Spanish cops have arrested three people they suspect of building and running the “Mariposa” botnet, and it looks like they were tracked down through dynamic DNS services.
Mariposa spread into 190 countries and had 12.7 million infected PCs on it, according to this PDF report from Defence Intelligence. Over half of the Fortune 1000 were compromised.
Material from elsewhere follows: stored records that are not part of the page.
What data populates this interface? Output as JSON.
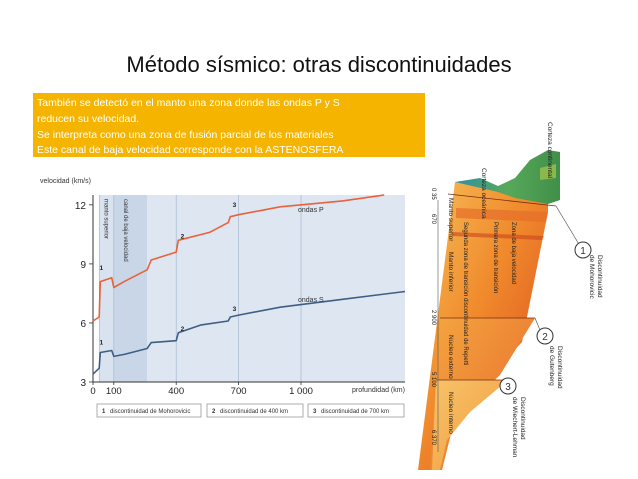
{
  "slide": {
    "title": "Método sísmico: otras discontinuidades",
    "callout_lines": [
      "También se detectó en el manto una zona donde las ondas P y S",
      "reducen su velocidad.",
      "Se interpreta como una zona de fusión parcial de los materiales",
      "Este canal de baja velocidad corresponde con la ASTENOSFERA"
    ]
  },
  "chart_data": {
    "type": "line",
    "ylabel": "velocidad (km/s)",
    "xlabel": "profundidad (km)",
    "x_ticks": [
      "0",
      "100",
      "400",
      "700",
      "1 000"
    ],
    "y_ticks": [
      "3",
      "6",
      "9",
      "12"
    ],
    "xlim": [
      0,
      1500
    ],
    "ylim": [
      3,
      12.5
    ],
    "band_labels": [
      "manto superior",
      "canal de baja velocidad"
    ],
    "series": [
      {
        "name": "ondas P",
        "color": "#e8623c",
        "x": [
          0,
          30,
          35,
          90,
          100,
          150,
          260,
          280,
          400,
          410,
          560,
          650,
          660,
          700,
          900,
          1200,
          1400
        ],
        "y": [
          6.1,
          6.3,
          8.1,
          8.3,
          7.8,
          8.1,
          8.7,
          9.2,
          9.6,
          10.2,
          10.6,
          11.1,
          11.4,
          11.5,
          11.9,
          12.2,
          12.5
        ]
      },
      {
        "name": "ondas S",
        "color": "#3f5e86",
        "x": [
          0,
          30,
          35,
          90,
          100,
          150,
          260,
          280,
          400,
          410,
          520,
          650,
          660,
          700,
          900,
          1200,
          1500
        ],
        "y": [
          3.4,
          3.7,
          4.5,
          4.6,
          4.3,
          4.4,
          4.7,
          5.0,
          5.1,
          5.5,
          5.9,
          6.1,
          6.3,
          6.4,
          6.8,
          7.2,
          7.6
        ]
      }
    ],
    "point_labels": [
      {
        "text": "1",
        "x": 40,
        "y": 8.7
      },
      {
        "text": "2",
        "x": 430,
        "y": 10.3
      },
      {
        "text": "3",
        "x": 680,
        "y": 11.9
      },
      {
        "text": "1",
        "x": 40,
        "y": 4.9
      },
      {
        "text": "2",
        "x": 430,
        "y": 5.6
      },
      {
        "text": "3",
        "x": 680,
        "y": 6.6
      }
    ],
    "legend": [
      {
        "num": "1",
        "text": "discontinuidad de Mohorovicic"
      },
      {
        "num": "2",
        "text": "discontinuidad de 400 km"
      },
      {
        "num": "3",
        "text": "discontinuidad de 700 km"
      }
    ]
  },
  "earth_section": {
    "labels": {
      "corteza_oceanica": "Corteza oceánica",
      "corteza_continental": "Corteza continental",
      "manto_superior": "Manto superior",
      "manto_inferior": "Manto inferior",
      "zona_baja_velocidad": "Zona de baja velocidad",
      "primera_zona": "Primera zona de transición",
      "segunda_zona": "Segunda zona de transición discontinuidad de Repetti",
      "nucleo_externo": "Núcleo externo",
      "nucleo_interno": "Núcleo interno"
    },
    "depths": [
      "0 35",
      "670",
      "2 900",
      "5 100",
      "6 370"
    ],
    "callouts": [
      {
        "num": "1",
        "line1": "Discontinuidad",
        "line2": "de Mohorovicic"
      },
      {
        "num": "2",
        "line1": "Discontinuidad",
        "line2": "de Gutenberg"
      },
      {
        "num": "3",
        "line1": "Discontinuidad",
        "line2": "de Wiechert-Lehman"
      }
    ]
  }
}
According to the AP, “the suspects used Internet services that wound up cooperating with investigators”.
Critically, one suspect also made direct connections from his own computer to try and reclaim control of his botnet after authorities took it down around Christmas. Investigators were able to identify him based on that traffic. They were able to back up their claims with records from domains he registered where he would eventually host malicious content.
It’s safe to assume we’re not talking about a basic Whois lookup here. It seems much more likely that Mariposa’s use of command and control centres addressed using dynamic DNS services were the suspects’ undoing.
According to Defence Intelligence’s report, the C&C bots were addressed using subdomains on No-IP.com, SinIP.es, and GetMyIP.com, all dynamic DNS services offered respectively by Vitalwerks, cdmon.com and DynDNS.com. The Spanish service was most heavily favoured.
While dynamic DNS services have plenty of perfectly legitimate uses, they’ve been favoured by botnet controllers for years due to the ease of quickly changing IP addresses as botted machines are cleaned up.